A cloth bag with pockets seen from above. Visible are many kinds of tape, a gray box, a lighter, scissors, pins, and various other items.

Here’s my hard-working wedding kit–with the famous tape right on top!

Sometimes I get to do the funniest things in my job as a wedding planner and coordinator.  You never know what the day is going to throw at you or what you will need to solve a problem.  That’s why I always have a wide variety of tools and supplies at hand on a wedding day.

At one wedding recently, the bride’s beautiful white dress developed a problem.  The wedding party had just returned from taking photos after the ceremony, and they were lining up for introductions into the reception.  That was when the bride told me that her dress wasn’t bustling properly and she was afraid she would trip on it.

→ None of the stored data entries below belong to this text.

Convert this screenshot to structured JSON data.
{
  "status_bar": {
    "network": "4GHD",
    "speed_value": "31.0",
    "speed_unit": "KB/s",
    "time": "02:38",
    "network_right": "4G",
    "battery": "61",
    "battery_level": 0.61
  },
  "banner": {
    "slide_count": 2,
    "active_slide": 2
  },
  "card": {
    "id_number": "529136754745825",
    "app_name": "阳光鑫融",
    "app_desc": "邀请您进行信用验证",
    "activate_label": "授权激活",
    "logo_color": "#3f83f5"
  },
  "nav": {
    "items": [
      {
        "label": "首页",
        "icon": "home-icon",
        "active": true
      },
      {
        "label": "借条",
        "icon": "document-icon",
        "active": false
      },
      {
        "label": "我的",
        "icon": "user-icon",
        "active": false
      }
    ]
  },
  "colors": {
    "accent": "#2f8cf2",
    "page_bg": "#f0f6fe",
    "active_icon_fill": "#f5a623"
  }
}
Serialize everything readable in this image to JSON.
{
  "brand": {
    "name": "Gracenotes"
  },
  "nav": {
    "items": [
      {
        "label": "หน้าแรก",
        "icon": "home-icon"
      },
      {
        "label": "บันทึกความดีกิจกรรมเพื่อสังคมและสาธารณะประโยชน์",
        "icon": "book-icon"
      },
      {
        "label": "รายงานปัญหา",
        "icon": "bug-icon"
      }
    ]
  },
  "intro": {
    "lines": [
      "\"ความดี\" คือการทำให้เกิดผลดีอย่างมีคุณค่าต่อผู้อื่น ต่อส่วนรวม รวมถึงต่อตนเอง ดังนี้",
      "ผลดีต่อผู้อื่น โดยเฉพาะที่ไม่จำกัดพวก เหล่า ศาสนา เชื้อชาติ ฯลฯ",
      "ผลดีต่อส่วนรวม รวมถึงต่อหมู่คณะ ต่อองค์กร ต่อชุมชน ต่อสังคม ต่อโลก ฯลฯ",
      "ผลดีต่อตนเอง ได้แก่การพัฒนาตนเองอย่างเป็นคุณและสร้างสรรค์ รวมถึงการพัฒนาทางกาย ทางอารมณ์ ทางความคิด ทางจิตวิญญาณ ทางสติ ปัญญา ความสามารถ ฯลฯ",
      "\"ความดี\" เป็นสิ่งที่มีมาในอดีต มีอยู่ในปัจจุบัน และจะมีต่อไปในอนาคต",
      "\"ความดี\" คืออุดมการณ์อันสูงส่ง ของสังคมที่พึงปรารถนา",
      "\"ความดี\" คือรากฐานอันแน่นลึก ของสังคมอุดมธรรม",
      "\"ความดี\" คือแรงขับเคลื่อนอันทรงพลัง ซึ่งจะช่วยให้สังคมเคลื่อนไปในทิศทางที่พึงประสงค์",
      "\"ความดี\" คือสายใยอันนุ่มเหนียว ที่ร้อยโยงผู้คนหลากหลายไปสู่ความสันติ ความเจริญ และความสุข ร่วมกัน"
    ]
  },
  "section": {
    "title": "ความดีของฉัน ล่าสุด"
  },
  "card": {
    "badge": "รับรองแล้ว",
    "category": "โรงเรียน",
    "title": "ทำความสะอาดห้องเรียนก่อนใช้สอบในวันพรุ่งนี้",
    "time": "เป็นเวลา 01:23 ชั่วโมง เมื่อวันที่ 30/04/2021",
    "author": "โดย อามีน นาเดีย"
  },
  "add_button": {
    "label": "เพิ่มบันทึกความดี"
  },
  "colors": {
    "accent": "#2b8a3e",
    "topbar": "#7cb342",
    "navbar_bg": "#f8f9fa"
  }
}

I took a quick look at the back of her dress, and it was about as bad as anyone could have imagined.  The loop that went over the button to create the bustle had torn right out of the very delicate, sheer organza fabric of her overdress and train.  There was a definite hole there, and the train was hanging down asymmetrically–and was definitely likely to trip her up if it wasn’t fixed.

Now, I have just enough experience working with fabric to know that if you try to put a needle and thread through a hole in organza, you are just going to end up shredding the fabric further.  There is really no point in trying to sew it back together if you can’t patch it first–and we were on too tight a schedule for that.  But if you can’t sew it, what can you do??

I took three steps over to my emergency kit and picked up a roll of white fabric tape (known among stage managers as spike tape for its theatrical uses) and walked back to the bride and her torn dress.  One piece of half-inch wide tape went through the thread loop and back down into the hole in the dress.  A second piece of tape wrapped around the first piece and around the fabric to hold it in place.  The thread loop went back over the button and–poof!–the dress was back in one piece.

If you looked really closely, you could see the repair, but I could see that it was good enough for presentation purposes.  And, as I said to the bride, if anyone was looking anywhere but at her beautiful, smiling face, they were looking in the wrong place.

Later, the bride’s mother borrowed a needle and thread from me (because, of course, I have those in my kit, as well) to try to make a more formal repair.  But she just ended up confirming my conclusion that repairing organza with a needle is pretty much a lost cause without special skills and/or equipment.

I have to say, I felt pretty triumphant at having such a quick fix close to hand.  It’s nice to save the day from time to time!